By-the-wind Sailors, Sunfish and Sea Anemone at Ocean Beach, California
September 12, 2014
Photographer: Mila Zinkova; Mila's Web site
Summary Author: Mila Zinkova
The creature at top looks a bit like a toy sailboat. It's but one of millions that have been washing ashore on California beaches for the past several weeks. It's name is by-the-wind sailor or Velella velella. By-the-wind sailors are related to jellyfishes. Their central mouth is surrounded by feeding tentacles and reproductive polyps. The gas-filled body is topped by the transparent sail. They live in open oceans and rarely are driven to shore. The last time California saw such invasion was in 2002.
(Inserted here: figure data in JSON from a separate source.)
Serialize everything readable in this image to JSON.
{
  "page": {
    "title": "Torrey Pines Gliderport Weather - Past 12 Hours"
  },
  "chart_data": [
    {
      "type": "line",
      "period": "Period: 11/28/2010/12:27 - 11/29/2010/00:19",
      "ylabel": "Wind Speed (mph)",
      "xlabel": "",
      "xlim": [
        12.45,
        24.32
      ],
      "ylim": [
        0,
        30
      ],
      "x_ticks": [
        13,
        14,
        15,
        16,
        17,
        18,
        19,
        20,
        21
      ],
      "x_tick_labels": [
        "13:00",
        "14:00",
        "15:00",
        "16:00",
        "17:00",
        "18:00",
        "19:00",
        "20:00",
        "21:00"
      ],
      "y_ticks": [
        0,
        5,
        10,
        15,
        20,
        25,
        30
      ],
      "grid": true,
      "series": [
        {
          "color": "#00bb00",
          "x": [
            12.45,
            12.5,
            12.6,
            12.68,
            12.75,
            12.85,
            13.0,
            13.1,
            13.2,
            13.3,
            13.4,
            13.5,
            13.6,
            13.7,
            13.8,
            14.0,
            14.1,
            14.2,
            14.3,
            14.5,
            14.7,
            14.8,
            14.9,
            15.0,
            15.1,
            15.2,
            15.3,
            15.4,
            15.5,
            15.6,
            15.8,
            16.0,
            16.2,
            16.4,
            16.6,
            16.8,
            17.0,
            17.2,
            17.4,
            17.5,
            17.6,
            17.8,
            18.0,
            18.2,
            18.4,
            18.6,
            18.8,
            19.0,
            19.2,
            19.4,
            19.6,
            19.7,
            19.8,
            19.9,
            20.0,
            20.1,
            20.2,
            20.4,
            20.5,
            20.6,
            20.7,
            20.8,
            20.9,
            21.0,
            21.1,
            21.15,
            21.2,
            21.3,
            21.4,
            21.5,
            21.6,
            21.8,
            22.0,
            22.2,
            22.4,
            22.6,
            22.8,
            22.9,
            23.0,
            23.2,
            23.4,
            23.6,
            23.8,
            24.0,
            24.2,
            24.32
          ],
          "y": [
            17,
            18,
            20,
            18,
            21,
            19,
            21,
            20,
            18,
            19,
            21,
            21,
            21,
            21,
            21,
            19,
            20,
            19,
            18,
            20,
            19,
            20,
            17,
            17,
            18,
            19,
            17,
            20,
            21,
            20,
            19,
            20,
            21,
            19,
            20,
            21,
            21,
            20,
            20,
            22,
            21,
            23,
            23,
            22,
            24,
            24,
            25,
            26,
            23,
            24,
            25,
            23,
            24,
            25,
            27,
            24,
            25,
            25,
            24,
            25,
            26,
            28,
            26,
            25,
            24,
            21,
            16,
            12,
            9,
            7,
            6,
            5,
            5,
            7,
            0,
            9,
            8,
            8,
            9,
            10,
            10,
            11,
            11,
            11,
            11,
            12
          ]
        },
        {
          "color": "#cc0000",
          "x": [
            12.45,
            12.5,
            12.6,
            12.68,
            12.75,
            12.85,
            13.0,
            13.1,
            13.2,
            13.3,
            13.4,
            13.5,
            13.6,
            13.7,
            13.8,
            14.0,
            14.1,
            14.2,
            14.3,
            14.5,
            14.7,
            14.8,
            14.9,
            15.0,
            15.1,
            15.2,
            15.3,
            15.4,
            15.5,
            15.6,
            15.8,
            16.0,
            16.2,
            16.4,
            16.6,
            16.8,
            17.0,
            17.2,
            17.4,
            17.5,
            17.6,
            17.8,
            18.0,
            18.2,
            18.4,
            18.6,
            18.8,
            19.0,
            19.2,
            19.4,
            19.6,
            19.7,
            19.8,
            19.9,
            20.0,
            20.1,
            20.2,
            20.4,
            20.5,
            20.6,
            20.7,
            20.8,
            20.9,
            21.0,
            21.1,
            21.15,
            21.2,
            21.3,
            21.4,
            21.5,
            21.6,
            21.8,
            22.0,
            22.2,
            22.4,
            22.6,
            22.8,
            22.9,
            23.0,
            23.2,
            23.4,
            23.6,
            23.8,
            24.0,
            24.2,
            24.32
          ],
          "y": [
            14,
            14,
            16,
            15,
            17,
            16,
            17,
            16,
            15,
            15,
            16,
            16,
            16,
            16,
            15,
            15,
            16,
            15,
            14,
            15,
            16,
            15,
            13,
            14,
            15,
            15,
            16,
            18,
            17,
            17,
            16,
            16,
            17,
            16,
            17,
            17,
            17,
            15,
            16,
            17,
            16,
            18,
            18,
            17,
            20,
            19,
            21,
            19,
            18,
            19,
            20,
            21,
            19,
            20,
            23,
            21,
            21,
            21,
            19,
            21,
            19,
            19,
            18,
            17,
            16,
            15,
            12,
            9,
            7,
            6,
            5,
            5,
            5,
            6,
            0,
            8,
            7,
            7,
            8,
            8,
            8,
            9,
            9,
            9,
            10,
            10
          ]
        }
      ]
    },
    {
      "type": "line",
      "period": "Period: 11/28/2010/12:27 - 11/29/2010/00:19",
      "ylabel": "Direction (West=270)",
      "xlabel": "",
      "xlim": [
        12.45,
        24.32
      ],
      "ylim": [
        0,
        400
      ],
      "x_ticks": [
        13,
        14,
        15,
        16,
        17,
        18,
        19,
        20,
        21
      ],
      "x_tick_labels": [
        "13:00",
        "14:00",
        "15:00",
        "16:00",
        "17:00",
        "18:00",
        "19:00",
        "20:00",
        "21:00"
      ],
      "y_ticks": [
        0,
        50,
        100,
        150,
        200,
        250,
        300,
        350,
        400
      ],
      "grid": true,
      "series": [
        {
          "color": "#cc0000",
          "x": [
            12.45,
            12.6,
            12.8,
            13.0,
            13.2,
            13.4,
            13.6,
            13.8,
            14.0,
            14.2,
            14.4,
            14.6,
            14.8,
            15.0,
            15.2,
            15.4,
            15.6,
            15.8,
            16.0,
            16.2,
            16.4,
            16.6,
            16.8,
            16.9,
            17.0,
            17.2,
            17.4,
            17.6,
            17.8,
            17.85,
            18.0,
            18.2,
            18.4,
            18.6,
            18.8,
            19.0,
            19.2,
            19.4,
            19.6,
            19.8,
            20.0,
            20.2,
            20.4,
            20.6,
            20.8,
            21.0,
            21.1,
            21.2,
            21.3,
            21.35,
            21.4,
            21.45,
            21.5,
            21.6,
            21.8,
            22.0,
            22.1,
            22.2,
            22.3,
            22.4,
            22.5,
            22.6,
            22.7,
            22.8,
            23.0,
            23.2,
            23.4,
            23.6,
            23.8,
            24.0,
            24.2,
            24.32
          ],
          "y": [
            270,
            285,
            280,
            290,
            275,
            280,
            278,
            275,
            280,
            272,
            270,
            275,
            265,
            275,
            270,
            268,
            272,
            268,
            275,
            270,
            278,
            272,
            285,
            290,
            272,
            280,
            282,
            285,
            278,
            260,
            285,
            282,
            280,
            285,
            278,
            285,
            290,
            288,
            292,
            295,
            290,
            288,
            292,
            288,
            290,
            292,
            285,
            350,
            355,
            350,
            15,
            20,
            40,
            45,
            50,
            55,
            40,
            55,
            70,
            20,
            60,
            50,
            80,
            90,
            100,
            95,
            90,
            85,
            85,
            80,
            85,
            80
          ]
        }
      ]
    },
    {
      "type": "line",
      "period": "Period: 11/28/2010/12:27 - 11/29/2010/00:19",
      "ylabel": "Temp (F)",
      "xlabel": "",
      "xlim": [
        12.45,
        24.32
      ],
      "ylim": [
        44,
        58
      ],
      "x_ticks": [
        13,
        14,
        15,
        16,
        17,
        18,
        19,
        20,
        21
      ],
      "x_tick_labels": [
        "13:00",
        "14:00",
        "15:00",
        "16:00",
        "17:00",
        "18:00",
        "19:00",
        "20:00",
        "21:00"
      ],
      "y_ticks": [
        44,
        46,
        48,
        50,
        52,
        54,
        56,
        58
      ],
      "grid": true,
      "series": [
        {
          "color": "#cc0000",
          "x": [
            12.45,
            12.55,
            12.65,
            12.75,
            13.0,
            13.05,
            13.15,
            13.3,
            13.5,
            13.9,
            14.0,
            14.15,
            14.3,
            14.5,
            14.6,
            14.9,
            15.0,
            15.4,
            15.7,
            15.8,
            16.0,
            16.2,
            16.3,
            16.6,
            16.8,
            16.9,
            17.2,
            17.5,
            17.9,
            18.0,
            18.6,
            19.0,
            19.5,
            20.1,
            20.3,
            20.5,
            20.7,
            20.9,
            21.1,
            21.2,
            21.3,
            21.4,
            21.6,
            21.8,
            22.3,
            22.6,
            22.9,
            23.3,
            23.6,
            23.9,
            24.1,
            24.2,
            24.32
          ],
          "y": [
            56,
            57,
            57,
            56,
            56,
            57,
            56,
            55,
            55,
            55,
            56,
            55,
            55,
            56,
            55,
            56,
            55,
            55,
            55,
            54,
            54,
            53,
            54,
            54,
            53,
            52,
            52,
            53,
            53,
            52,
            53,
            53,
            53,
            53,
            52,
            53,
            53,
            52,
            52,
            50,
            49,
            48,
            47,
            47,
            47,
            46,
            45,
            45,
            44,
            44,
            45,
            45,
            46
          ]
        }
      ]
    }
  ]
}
The middle image shows by-the-wind sailors and a sunfish, in foreground, that have recently washed ashore at Ocean Beach, in San Francisco. Sunfish find jellyfish tasty, but now sunfishes have also developed a taste for the abundant by-the-wind sailors. On the other hand, California sea lions love to dine on sunfishes, but usually they take only fins -- the mutilated fish bodies are washed on shore. In this way the predator and its prey end up together at Ocean Beach, San Francisco.
At bottom is an underwater photo showing a sea anemone attacking a by-the-wind sailor. Normally sea anemones feed on small fish, but they'll devour by-the-wind sailors that are literally delivered straight to their mouths.